For connected automated vehicles (CAVs), safety and security are two interrelated critical issues since many in-vehicle components are both safety critical and security critical. To achieve both safety and security in the presence of functional failures or cyberattacks, this article proposes a dynamic heterogeneous redundancy (DHR) scheme for CAVs. The basic idea is that each safety- and security-critical in-vehicle component should employ a DHR architecture, which is constructed by multiple heterogeneous executors with the same function. With redundancy, the functional safety can be achieved when one executor fails. Meanwhile, based on the principle that the probability is extremely low that two or more heterogeneous executors with the same function will fail for the same vulnerability, security can be ensured by using simple consensus mechanisms to detect abnormal executors caused by any cyberattacks.
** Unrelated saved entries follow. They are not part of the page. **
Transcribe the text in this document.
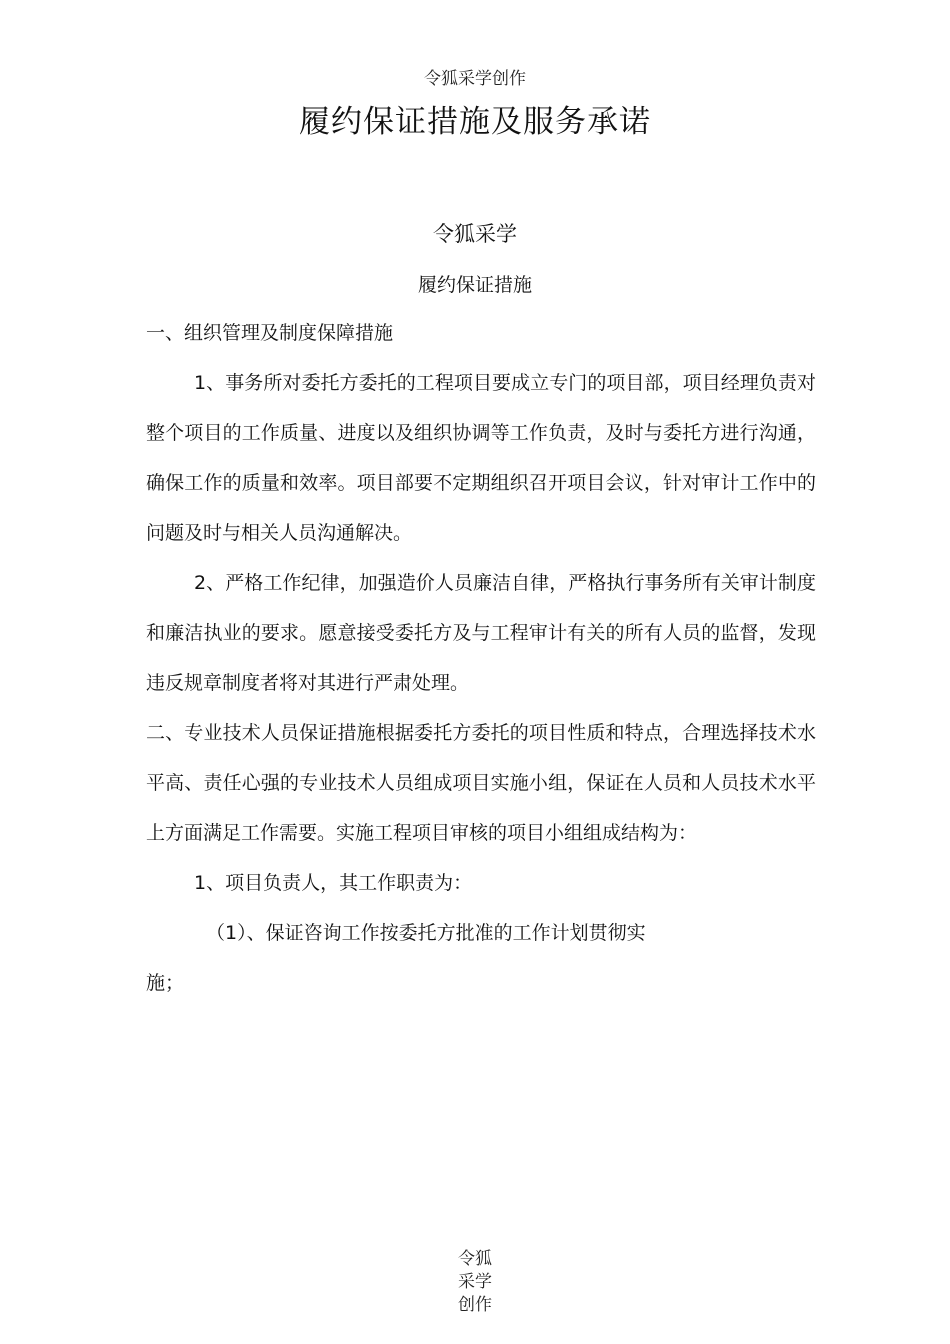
令狐采学创作
履约保证措施及服务承诺
令狐采学
履约保证措施

一、组织管理及制度保障措施

1、事务所对委托方委托的工程项目要成立专门的项目部，项目经理负责对整个项目的工作质量、进度以及组织协调等工作负责，及时与委托方进行沟通，确保工作的质量和效率。项目部要不定期组织召开项目会议，针对审计工作中的问题及时与相关人员沟通解决。

2、严格工作纪律，加强造价人员廉洁自律，严格执行事务所有关审计制度和廉洁执业的要求。愿意接受委托方及与工程审计有关的所有人员的监督，发现违反规章制度者将对其进行严肃处理。

二、专业技术人员保证措施根据委托方委托的项目性质和特点，合理选择技术水平高、责任心强的专业技术人员组成项目实施小组，保证在人员和人员技术水平上方面满足工作需要。实施工程项目审核的项目小组组成结构为：

1、项目负责人，其工作职责为：

（1）、保证咨询工作按委托方批准的工作计划贯彻实

施；

令狐
采学
创作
A DHR prototype has been designed and installed on an automated bus. Test results show that the proposed DHR is effective in enhancing both safety and security for CAVs.

中文翻译：

---

互联自动驾驶汽车基于动态异构冗余的联合安全与保障：初步仿真和现场测试结果

对于联网的自动驾驶汽车 (CAV)，安全和保障是两个相互关联的关键问题，因为许多车载组件既是安全关键又是安全关键。为了在存在功能故障或网络攻击的情况下实现安全和保障，本文提出了一种用于 CAV 的动态异构冗余 (DHR) 方案。基本思想是每个安全和安全关键的车载组件都应该采用 DHR 架构，该架构由多个具有相同功能的异构执行器构建。通过冗余，可以在一个执行器发生故障时实现功能安全。同时，基于两个或多个具有相同功能的异构执行器因同一个漏洞失败的概率极低的原则，通过使用简单的共识机制来检测由任何网络攻击引起的异常执行者，可以确保安全性。DHR 原型已设计并安装在自动公交车上。测试结果表明，所提出的 DHR 可有效提高 CAV 的安全性和保障性。